Analyses ofMYC,ERBB2, andCCND1Genes in Benign and Malignant Thyroid Follicular Cell Tumors by Real-Time Polymerase Chain Reaction

Abstract

The roles of the MYC, ERBB2, and CCND1 genes in thyroid carcinogenesis are poorly known. We used realtime quantitative polymerase chain reaction (PCR) assays based on fluorescent TaqMan methodology to quantify MYC, ERBB2, and CCND1 gene amplification and expression in 24 benign tumors (adenomas and goiter nodules) and 12 carcinomas (9 papillary, 2 follicular, and 1 anaplastic) of the thyroid. Real-time PCR is a recently developed method for nucleic acid quantification in homogeneous solutions, and has the potential to become a reference in terms of performance, accuracy, sensitivity, wide dynamic range, excellent interlaboratory agreement, and high throughput capacity, while avoiding the need for tedious post-PCR processing. Overexpression (>5 standard deviations above mean for normal thyroid tissues) of the ERBB2 and CCND1 genes was observed (3.2- to 5.2-fold and 3.8- to 8.4-fold, respectively) in 5 (14%) and 13 (36%) of 36 neoplastic thyroid RNA samples, respectively.

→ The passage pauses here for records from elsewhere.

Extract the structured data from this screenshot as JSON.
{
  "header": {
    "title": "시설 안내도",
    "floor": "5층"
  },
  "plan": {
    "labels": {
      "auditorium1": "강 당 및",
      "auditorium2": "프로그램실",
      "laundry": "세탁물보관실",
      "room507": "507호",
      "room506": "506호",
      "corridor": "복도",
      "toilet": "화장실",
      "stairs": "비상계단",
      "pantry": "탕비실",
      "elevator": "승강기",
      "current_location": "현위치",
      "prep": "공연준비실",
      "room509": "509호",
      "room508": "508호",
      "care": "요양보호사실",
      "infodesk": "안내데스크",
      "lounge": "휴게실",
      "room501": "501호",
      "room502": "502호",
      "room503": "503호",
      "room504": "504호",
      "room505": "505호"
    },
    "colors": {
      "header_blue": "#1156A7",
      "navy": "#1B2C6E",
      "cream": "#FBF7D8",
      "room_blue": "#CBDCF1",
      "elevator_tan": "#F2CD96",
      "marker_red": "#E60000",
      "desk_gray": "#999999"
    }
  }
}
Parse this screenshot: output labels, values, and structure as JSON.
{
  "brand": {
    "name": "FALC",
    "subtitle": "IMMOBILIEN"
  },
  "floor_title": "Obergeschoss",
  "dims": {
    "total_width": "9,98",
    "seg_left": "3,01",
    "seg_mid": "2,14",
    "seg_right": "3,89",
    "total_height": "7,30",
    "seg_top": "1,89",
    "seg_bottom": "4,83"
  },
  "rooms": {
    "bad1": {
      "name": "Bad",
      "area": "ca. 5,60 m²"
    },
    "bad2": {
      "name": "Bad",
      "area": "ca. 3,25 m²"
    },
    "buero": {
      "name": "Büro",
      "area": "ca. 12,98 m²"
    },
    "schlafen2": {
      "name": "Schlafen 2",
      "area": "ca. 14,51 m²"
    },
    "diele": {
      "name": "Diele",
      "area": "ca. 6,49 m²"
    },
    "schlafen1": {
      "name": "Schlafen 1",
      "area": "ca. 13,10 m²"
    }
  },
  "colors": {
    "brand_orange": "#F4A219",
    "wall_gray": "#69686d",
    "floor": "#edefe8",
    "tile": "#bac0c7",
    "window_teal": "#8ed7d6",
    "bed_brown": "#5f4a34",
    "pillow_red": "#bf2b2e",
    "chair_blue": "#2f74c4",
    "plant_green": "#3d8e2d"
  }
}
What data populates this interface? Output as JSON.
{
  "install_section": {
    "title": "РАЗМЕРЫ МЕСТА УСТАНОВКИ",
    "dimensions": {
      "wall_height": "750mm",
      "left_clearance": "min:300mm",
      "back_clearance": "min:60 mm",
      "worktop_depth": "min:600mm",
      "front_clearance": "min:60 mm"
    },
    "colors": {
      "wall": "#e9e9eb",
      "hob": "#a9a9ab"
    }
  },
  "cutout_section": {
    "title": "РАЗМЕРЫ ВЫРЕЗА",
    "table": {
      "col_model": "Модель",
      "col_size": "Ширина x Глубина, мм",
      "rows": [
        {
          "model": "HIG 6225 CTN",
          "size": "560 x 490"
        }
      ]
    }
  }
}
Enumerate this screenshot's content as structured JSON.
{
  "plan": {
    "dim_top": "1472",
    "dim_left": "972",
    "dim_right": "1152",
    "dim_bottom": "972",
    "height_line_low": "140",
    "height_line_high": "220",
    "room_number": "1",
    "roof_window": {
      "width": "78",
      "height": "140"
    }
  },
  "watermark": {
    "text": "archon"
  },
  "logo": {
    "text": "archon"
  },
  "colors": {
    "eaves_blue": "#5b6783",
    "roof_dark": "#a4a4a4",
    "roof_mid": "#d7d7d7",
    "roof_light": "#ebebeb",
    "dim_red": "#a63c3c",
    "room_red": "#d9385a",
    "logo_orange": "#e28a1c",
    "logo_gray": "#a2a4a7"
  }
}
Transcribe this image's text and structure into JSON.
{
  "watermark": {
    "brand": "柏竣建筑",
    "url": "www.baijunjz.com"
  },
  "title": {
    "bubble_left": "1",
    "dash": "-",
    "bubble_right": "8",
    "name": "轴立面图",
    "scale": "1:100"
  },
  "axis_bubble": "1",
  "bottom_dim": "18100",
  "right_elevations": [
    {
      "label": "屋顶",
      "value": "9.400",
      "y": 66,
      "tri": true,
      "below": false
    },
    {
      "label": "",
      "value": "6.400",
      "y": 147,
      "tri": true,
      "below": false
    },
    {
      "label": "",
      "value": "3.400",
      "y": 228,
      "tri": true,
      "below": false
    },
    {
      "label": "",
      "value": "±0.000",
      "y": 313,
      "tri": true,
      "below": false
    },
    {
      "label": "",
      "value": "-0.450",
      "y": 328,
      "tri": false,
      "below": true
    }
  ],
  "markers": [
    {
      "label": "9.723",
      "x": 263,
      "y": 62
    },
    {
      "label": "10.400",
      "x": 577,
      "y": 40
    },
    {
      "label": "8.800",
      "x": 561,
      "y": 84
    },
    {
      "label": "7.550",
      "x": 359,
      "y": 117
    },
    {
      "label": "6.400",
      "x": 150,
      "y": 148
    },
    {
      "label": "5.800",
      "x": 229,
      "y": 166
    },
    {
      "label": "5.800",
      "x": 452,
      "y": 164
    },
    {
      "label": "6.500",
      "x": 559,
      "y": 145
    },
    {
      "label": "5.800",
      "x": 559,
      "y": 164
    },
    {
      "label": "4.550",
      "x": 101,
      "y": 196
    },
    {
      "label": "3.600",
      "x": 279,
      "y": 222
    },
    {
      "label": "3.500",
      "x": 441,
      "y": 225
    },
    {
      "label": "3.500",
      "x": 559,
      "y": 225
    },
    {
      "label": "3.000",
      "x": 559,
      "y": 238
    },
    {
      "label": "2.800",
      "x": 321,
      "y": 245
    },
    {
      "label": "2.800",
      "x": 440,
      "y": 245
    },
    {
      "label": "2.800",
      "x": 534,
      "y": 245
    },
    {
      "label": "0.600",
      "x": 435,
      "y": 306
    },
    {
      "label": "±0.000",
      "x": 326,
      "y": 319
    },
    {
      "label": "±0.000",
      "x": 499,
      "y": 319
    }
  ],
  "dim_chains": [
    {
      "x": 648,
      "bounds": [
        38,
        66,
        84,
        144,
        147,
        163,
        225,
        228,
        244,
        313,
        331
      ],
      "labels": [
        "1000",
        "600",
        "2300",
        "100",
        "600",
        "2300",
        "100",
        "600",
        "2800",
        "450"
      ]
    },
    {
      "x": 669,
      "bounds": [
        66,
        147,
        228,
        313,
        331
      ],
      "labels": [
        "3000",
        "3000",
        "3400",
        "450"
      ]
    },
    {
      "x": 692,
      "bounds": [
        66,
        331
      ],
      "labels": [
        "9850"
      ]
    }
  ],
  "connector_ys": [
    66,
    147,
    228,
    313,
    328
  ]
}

Overexpression of the CCND1 gene was observed in both the benign and malignant thyroid tumors, whereas the ERBB2 gene was mainly overexpressed in malignant thyroid tumors. None of the neoplastic thyroid samples overexpressed MYC. No MYC, ERBB2, or CCND1 gene amplification was identified. These results suggest that the CCND1 gene plays an early role and the ERBB2 gene a later role in thyroid tumorigenesis.